Rato, otro de los protagonistas de esta gigantesca cueva de Alí-Babá, farsante y falsario de altos vuelos, dice que no hubo intención de engañar ni posibilidad de hacerlo, cuando se hace público que los peritos judiciales que se ocupan del saqueo de Bankia sostienen que su precio de salida a Bolsa fue un fraude sin paliativos y que su manejo de las tarjetas negras estaba dominado por la ocultación, es decir por el dolo. Desvergüenza y prepotencia, la de quien piensa que no será castigado y que la gente, pobre gente, nosotros, los palomos, olvidamos.

Un fraude será, pero sin mala intención, con tal ánimo de servicio a la sociedad, y a España -¡Iaspaña!, de nuevo... ¡Ia!-, que les permitió a la cuadrilla de los bienintencionados enriquecerse, a ellos y a sus amigos y conocidos, mientras que ese mismo pelotazo se llevó por delante los ahorros de mucha gente, más modesta, cuya intención es siempre mala, mala: ir tirando, qué osadía, intentar no perder la vivienda. La buena, la sana intención de llenarse los bolsillos, esa es la que inspira a la casta dirigente la de los buenos españoles.

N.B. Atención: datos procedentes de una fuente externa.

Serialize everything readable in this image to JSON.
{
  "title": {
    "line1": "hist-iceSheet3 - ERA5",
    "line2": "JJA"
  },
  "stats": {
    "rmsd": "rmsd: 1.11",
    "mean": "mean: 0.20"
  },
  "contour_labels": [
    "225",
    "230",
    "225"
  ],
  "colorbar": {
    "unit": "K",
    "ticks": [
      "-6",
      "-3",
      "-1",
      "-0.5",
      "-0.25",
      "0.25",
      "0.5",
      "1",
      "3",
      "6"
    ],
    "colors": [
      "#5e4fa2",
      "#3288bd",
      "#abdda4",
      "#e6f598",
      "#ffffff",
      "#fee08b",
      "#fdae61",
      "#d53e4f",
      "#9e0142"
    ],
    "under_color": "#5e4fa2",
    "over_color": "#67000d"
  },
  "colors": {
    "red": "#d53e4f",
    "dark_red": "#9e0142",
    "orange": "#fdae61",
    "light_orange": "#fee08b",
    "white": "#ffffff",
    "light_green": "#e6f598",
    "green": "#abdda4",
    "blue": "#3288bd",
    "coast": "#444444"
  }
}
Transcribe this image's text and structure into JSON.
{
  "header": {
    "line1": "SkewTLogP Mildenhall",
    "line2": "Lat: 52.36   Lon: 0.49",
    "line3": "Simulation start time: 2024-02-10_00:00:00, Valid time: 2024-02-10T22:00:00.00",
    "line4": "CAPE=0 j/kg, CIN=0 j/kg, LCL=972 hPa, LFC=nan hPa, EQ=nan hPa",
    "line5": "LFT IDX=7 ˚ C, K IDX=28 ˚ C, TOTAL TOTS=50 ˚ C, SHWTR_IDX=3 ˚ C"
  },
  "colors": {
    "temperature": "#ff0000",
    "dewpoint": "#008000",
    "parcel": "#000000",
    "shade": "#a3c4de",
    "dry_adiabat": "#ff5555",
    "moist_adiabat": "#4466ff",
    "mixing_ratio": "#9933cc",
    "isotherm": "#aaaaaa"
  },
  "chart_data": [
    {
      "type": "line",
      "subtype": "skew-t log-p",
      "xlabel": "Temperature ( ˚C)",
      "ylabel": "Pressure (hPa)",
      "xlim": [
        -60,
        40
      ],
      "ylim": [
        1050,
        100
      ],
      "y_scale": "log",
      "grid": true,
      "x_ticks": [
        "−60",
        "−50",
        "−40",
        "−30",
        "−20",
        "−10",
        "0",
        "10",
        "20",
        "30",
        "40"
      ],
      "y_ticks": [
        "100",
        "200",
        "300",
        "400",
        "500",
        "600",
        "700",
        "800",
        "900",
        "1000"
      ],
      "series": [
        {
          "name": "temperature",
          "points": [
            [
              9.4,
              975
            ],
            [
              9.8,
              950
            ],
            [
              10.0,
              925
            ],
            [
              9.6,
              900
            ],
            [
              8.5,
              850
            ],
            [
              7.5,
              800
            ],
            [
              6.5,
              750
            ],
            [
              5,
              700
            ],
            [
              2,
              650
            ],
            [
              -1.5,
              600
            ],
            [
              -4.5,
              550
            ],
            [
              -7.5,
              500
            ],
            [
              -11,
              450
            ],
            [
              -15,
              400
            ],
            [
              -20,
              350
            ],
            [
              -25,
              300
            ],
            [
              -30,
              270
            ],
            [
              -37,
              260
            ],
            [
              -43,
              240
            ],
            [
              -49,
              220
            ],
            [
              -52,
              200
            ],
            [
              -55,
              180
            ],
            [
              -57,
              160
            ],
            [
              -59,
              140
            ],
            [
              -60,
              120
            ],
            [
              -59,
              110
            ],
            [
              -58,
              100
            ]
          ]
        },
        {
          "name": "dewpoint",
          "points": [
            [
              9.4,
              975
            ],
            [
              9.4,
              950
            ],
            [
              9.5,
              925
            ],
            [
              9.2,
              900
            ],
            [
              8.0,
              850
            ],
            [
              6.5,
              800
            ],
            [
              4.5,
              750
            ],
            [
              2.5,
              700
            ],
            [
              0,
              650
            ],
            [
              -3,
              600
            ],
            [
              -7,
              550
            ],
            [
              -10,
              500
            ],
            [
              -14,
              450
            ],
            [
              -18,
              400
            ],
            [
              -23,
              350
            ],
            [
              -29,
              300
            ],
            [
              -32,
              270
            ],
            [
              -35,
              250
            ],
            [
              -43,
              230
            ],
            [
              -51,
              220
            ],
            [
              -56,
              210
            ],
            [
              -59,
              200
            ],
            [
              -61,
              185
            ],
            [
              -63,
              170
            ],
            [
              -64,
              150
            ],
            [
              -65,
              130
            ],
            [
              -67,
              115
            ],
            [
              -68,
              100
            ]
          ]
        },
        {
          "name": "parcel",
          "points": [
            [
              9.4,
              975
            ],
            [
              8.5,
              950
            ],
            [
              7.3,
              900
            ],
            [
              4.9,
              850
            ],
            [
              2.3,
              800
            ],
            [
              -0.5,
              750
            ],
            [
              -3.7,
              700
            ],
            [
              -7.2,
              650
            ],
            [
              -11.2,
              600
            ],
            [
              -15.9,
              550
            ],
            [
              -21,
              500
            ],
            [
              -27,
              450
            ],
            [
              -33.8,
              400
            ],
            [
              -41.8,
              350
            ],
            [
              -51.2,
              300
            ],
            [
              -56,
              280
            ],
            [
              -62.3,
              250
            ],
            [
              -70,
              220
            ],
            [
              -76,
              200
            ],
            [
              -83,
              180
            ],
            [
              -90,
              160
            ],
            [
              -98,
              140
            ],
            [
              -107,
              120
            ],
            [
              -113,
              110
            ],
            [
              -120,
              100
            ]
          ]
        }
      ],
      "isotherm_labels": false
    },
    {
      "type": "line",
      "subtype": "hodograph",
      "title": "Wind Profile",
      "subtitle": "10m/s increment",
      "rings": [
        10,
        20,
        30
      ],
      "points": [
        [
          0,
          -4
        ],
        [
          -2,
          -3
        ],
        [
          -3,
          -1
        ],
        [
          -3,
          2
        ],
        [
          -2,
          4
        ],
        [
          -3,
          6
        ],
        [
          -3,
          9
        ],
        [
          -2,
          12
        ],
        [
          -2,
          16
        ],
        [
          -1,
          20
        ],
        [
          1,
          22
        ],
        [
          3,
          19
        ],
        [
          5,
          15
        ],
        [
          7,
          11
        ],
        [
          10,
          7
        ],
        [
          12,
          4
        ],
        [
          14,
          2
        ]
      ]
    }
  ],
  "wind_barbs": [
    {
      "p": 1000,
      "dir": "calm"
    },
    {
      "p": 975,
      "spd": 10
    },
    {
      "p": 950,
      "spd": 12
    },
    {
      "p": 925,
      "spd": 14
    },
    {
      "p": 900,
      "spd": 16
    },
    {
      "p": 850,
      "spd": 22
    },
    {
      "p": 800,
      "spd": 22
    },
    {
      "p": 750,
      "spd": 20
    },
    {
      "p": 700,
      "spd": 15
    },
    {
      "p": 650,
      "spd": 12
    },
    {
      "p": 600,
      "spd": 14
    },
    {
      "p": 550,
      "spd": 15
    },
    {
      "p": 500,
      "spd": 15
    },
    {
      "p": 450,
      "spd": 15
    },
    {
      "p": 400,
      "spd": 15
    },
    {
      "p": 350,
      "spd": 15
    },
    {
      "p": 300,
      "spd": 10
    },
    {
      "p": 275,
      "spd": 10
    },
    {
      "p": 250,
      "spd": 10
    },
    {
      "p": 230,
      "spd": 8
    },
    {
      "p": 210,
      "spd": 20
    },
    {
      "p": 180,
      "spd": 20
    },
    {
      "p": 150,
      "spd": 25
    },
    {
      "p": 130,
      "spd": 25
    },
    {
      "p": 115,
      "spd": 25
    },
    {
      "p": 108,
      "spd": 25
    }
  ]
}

Se entiende mal que Rato no esté en la cárcel, pero se entiende mucho peor que solo sean ellos los cristianos echados a los leones porque si esta gente se sostiene es porque cuentan con apoyos políticos, sociales y mediáticos. Ni rato ni Blesa ni los demás de esta cueva de Alí-Babá están solos. No nos engañemos. No son solo nuevos ricos, como dice con desdén Gomá, un rico que para su clase habla. Eso es rebajar el problema. Algunos de estos corruptos puede que lo sean, pero otros, poderosos, han mamado el abuso y el propósito de enriquecerse con la cosa pública como un derecho indeclinable, exclusivo, algo genético. Llevan generaciones en el negocio de la cosa pública, si no directamente sí como miembros de la tela de araña que forma la clase dirigente, con un régimen, con otro, con el que venga. Los más osados y ambiciosos acaban como delincuentes internacionales, de verdad peligrosos, a quienes ampara toda una clase social, la suya, que solo murmura, algo, un poco, si los cogen y por lo bajo. Mientras no los atrapan, no pasa nada, nadie rechista. Sin esa amplia complicidad de clase social y estamental la corrupción no sería posible. Sus medios de comunicación les son benévolos, esperan el “hablarán los tribunales”, que más que divisa de prudentes se ha convertido en un antifaz de malhechores, y que solo funciona en un solo sentido, en el que les beneficia. Los tertulianos de la derecha y sus primos hermanos, los intelectuales de cámara, callan y muerden de manera obsesiva a Podemos, al enemigo que temen (ayer era la ETA), pero tapan como pueden la mugre de la que son actores, cómplices y beneficiarios.

Y por si la fenomenal estafa que con el concurso del Gobierno del Partido Popular supone Bankia y su rescate para el conjunto de la ciudadanía no bastara, el ruido ambiente que producen las incontables máquinas tragaperras de este casino non stop no permite oír con claridad las voces de los aguafiestas que advierten de otro saqueo sin mala intención ni intención alguna de engaño: en el año 2011 la “hucha” de las pensiones era de casi 67.000 millones de euros. Después de varios des- falcos de ingeniería financiera, este año, tras la paga de Navidad, se va a quedar en algo más de 42.000 millones. ¿Y luego qué? Luego ni se sabe, pero ¡Chinguelbel, chinguelbel! Hay gente que no puede pagar la energía eléctrica, hay usureros que se apropian de viviendas de primera necesidad, hay gente que no puede defenderse del frío o pagarse una verdadera atención médica acorde con la gravedad de sus males, o su defensa en juicio, o... ¿A cuantas toneladas ha ascendido el banco de alimentos? Hay gente, más de la que se dice, que se quita la vida... Los desahucios son imparables y el paro real un drama que rebosa las estadísticas. Demagogia y chinguelbel de nuevo.

¿Y la Constitución? Un texto hecho tótem de la tribu de Caín en la que todos somos Abel, encabezado por el rotundo escudo franquis-ta, que cada día es más papel mojado, papel quemado, papel higiénico, y un motivo de melancólica incredulidad. Nadie da verdadera razón de cómo hemos llegado, sin mala intención, a esto.